7 lbs. red or russet potatoes, washed and quartered
8 oz. light cream cheese
16 oz. sour cream
12 oz. shredded cheese (medium or sharp cheddar or Colby Jack)
salt
pepper

Boil potatoes until soft when speared with fork. Drain and mash by hand or with a hand mixer, add cream cheese, sour cream and 8 oz of cheese, stir. Spray stoneware crock with nonstick spray or use a liner, pour in mashed potatoes and put in the fridge overnight.

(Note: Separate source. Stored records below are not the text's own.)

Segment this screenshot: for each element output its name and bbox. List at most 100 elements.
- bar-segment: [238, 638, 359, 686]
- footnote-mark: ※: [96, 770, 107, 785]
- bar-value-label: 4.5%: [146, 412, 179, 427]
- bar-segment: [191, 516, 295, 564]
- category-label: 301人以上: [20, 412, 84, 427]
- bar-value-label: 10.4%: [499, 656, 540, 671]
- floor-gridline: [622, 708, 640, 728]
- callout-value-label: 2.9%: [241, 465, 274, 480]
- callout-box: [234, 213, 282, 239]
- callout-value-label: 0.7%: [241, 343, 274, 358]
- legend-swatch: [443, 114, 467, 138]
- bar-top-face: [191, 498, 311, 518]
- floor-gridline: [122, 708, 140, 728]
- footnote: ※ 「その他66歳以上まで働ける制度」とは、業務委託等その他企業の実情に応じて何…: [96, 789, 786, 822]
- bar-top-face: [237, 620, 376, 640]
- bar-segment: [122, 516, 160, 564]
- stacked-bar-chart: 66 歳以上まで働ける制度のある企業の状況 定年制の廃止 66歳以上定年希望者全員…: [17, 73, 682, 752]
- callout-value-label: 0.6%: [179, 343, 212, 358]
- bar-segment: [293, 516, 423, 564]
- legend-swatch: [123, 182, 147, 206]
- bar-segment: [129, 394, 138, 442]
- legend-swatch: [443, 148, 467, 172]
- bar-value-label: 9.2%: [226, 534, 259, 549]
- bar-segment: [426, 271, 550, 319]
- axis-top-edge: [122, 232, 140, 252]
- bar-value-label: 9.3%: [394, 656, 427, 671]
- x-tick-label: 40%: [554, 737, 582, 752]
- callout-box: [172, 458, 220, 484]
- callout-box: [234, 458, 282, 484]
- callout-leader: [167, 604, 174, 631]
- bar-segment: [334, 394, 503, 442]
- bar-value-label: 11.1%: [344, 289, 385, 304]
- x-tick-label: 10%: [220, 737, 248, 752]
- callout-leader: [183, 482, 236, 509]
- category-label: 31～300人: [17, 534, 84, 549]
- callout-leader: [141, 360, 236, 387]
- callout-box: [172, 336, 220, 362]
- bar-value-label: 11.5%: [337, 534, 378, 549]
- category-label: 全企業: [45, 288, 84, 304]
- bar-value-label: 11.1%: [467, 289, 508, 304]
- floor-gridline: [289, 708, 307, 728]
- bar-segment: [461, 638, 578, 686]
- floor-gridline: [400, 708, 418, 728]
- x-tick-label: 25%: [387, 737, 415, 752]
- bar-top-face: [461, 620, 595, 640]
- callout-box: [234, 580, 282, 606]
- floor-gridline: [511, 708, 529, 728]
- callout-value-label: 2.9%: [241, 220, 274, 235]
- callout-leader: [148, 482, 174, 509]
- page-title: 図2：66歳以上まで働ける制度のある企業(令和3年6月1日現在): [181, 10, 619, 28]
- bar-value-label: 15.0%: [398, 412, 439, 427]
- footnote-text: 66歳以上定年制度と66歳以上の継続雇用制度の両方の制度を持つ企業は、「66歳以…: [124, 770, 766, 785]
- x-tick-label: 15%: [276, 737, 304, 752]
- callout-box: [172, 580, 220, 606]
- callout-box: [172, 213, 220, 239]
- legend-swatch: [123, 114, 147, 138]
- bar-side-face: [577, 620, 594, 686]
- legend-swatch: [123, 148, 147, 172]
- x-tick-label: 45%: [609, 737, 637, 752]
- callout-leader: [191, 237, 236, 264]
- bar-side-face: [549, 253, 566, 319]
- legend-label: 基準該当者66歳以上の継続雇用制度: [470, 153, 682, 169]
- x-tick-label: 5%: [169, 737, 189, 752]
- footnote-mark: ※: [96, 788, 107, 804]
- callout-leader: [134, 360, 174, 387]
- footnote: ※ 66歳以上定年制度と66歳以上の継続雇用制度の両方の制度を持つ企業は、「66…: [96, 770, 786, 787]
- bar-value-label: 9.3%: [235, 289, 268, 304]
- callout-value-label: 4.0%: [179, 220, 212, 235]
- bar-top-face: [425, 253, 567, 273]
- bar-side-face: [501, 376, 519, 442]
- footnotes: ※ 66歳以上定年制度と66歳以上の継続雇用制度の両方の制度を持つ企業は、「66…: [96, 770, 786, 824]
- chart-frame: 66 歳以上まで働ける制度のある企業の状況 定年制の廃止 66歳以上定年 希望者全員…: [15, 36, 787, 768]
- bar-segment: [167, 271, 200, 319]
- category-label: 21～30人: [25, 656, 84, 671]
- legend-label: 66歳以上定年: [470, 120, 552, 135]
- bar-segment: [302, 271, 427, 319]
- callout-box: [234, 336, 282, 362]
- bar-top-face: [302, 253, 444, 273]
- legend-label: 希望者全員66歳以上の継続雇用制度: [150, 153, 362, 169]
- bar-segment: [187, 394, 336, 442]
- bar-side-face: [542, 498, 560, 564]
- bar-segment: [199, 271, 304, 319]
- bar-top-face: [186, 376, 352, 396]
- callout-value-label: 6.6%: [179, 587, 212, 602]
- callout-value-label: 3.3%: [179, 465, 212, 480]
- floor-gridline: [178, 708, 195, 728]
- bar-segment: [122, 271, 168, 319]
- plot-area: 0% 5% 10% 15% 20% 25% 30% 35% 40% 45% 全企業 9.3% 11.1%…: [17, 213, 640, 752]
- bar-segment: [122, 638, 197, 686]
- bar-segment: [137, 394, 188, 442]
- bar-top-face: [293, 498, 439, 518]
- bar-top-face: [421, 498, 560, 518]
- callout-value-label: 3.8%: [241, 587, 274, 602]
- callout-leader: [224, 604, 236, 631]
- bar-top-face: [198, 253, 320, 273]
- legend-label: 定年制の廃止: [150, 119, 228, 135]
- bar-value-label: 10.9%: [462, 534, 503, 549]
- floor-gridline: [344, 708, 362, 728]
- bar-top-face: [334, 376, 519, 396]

Next day cook the potatoes on high for 3 hours, stirring every hour or so to keep from getting browned on the edges. 10 minutes before you are ready to serve, add the remaining 4 oz. of shredded cheese to the top of the potatoes to melt.

Nutrition Bonus: leave the peels on the potatoes, they are soft so you won't notice them when the potatoes are all mashed up and they have lots of good nutrients!

1 comment:

  1. My new crock-pot cooks so hot even on low. I am very crabby with it. I made a roast and potatoes on low for 6 hours some of the potatoes around the edges were burned tasting. I also made crockpot mac and cheese 3 hours on low it was burned and I even stired it. I am burned out on my crockpot good thing fall is here I won't need to worry about heating up the house with the oven. Going to bake some bread today. Anyway the cheesy potatoes sound good.